R = T + 3(π/6 – T) = π/2 – 2T

T = √3/4

R = (π - √3)/2

Some readers have pointed out that there are also coins shaped like Reuleaux polygons. The best known is undoubtedly the British 50p coin, which is a Reuleaux heptagon.

The answer to the question of whether there can be Reuleaux polygons (i.e., polygons of constant width) constructed from some irregular polygons or polygons with an even number of sides, posed last week, is affirmative; but in this case the arcs of the resulting polygon will not all be the same or have the same curvature.

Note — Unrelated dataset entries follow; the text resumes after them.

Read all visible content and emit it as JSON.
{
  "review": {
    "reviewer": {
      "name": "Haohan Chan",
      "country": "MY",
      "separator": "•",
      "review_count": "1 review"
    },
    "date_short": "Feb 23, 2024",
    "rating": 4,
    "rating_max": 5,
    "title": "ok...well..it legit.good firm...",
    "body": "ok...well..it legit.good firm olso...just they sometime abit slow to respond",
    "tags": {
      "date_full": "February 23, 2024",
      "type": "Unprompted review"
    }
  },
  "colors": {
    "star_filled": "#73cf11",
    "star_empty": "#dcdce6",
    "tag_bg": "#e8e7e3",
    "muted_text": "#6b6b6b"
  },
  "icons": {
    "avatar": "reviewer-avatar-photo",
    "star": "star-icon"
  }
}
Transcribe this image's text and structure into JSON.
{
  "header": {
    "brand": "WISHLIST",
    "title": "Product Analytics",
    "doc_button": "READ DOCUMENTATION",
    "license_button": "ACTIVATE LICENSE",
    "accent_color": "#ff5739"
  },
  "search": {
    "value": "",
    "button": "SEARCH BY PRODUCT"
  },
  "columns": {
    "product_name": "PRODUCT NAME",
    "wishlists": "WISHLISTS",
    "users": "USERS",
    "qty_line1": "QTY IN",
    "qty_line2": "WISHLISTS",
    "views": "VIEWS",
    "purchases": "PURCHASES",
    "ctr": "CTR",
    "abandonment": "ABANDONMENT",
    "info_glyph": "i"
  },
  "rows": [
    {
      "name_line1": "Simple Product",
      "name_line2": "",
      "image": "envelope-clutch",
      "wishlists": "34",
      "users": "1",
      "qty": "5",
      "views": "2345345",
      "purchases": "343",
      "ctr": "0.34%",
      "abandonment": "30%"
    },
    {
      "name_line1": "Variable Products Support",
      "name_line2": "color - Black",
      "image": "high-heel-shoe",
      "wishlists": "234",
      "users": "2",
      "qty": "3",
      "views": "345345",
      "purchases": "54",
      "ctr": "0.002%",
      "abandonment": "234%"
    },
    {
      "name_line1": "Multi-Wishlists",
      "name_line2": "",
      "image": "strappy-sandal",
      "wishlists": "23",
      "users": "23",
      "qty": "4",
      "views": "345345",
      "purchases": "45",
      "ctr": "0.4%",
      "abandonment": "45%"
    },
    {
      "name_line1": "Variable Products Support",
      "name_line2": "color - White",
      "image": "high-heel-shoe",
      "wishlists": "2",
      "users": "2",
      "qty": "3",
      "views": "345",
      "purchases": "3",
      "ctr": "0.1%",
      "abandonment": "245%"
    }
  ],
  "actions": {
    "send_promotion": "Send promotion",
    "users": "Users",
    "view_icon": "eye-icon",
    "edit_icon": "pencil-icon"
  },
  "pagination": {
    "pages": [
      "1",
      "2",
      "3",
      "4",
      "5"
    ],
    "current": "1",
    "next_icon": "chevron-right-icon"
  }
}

One of the lesser-known, but no less important, aspects of Leonardo da Vinci's work is his contribution to cartography. In his miscellany, the Codex Atlanticus , housed in the Ambrosian Library in Milan, there is a 1508 manuscript in which Leonardo analyzes the various types of map projections known at the time, such as Ptolemy's planar conic projection and the Contarini-Rosselli planisphere, and introduces a new one. This new projection consists of dividing the globe into eight octants and then flattening them into Reuleaux triangles. Was this an arbitrary or purely aesthetic choice, or does flattening an octant of a sphere necessarily produce a Reuleaux triangle?

Leonardo grouped the four octants of each hemisphere forming a kind of four-leaf clover, with the poles in the respective centers of each clover, giving rise to what is known as the "Leonardo World Map," although its authorship is not certain (some think that it was drawn later by one of his assistants); but what is solidly demonstrated is that the Renaissance genius was the first to propose the projection in octants and their grouping into two four-leaf clovers, as attested, among other things, by a sketch of the aforementioned 1508 manuscript included in the Codex Atlanticus .

It should be noted that the octant projection is neither conformal nor equal-area. In cartography, a conformal projection preserves angles (or at least most of them), such as the Mercator or stereographic projections, while an equal-area projection preserves the proportions of the areas of different countries or other geographical regions represented. Other characteristics that may be desirable to preserve, depending on the type of map being created, are the shape of different geographical areas, distances, directions, etc., and sometimes preserving one of these variables means distorting others. Can a map projection be both conformal and equal-area? How?

And, to conclude, I pose to my astute readers a question that, although it may seem botanical, is purely logical: Are there four-leaf clovers?